TL;DR
OpenAI has released GPT-5.3-Codex-Spark, its first model built specifically for real-time coding. Running on Cerebras’ Wafer Scale Engine 3, it delivers over 1,000 tokens per second — fast enough for developers to collaborate with the model interactively, redirecting it mid-task.
Speed Meets Capability
Codex-Spark is a smaller version of GPT-5.3-Codex, optimised for low-latency inference. The model is designed to complement OpenAI’s existing long-running coding agents with a fast, interactive mode suited to targeted edits, logic reshaping, and interface refinement.
“With Codex-Spark, Codex now supports both long-running, ambitious tasks and getting work done in the moment,” OpenAI said.
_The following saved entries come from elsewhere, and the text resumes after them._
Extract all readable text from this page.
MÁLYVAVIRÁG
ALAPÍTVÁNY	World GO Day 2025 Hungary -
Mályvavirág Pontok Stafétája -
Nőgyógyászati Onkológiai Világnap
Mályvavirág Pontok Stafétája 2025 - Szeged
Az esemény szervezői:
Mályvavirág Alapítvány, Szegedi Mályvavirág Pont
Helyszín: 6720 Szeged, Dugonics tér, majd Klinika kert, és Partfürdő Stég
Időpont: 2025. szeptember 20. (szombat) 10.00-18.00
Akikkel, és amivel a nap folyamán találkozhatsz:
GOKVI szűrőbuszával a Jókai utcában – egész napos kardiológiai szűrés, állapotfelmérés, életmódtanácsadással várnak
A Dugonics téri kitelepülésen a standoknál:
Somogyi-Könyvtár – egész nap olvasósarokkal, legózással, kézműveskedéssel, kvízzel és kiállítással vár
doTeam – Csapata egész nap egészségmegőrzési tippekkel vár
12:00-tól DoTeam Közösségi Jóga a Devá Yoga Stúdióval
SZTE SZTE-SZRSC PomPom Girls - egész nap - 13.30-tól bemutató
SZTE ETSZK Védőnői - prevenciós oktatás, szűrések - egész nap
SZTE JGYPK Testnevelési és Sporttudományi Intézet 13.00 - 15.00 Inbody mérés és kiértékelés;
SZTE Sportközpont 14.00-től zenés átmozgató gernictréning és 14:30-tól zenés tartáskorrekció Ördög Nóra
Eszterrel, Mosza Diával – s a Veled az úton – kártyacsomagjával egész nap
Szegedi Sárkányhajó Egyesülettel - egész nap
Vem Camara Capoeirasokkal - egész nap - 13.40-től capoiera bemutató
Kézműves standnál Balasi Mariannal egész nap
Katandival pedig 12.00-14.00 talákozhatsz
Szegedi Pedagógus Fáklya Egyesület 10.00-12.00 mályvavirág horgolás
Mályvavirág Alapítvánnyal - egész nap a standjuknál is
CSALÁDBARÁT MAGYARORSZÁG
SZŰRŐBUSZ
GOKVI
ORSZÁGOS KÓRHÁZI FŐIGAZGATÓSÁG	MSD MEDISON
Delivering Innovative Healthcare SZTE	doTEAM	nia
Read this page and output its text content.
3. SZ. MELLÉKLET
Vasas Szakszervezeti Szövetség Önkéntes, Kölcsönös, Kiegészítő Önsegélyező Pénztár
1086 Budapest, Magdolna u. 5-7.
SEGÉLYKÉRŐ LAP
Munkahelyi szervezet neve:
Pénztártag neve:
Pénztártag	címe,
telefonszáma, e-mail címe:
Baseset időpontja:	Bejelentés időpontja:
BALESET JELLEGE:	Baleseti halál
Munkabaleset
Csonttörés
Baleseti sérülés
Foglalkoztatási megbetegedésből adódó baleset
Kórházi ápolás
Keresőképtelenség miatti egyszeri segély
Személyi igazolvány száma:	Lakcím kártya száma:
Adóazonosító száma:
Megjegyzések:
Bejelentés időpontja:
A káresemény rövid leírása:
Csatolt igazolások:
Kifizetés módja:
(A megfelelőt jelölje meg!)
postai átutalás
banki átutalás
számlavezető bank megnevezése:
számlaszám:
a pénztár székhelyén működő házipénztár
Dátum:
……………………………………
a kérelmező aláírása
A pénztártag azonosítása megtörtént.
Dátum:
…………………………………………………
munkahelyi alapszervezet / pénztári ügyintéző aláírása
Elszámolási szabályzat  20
The model features a 128k context window (text-only at launch) and is available as a research preview for ChatGPT Pro users through the Codex app, CLI, and VS Code extension.
Infrastructure Overhaul
Beyond the model itself, OpenAI reworked its inference stack to reduce latency across all models. Key improvements include:
- 80% reduction in overhead per client/server round-trip
- 30% reduction in per-token overhead
- 50% reduction in time-to-first-token
These gains came from introducing persistent WebSocket connections and rewriting how sessions initialise. The WebSocket path is enabled by default for Codex-Spark and will become the standard for all models.
The Cerebras partnership, announced in January, provides the low-latency serving tier. GPUs remain the backbone for training and cost-effective broad inference, with Cerebras handling workflows where speed is the priority.
Looking Forward
OpenAI’s roadmap points toward blending real-time and long-running modes: Codex will keep developers in a tight interactive loop while delegating background work to sub-agents. For UK developers evaluating coding AI tools, Codex-Spark competes directly with Anthropic’s Claude Code (highlighted by Spotify this week) and signals that inference speed is becoming a key differentiator alongside raw capability.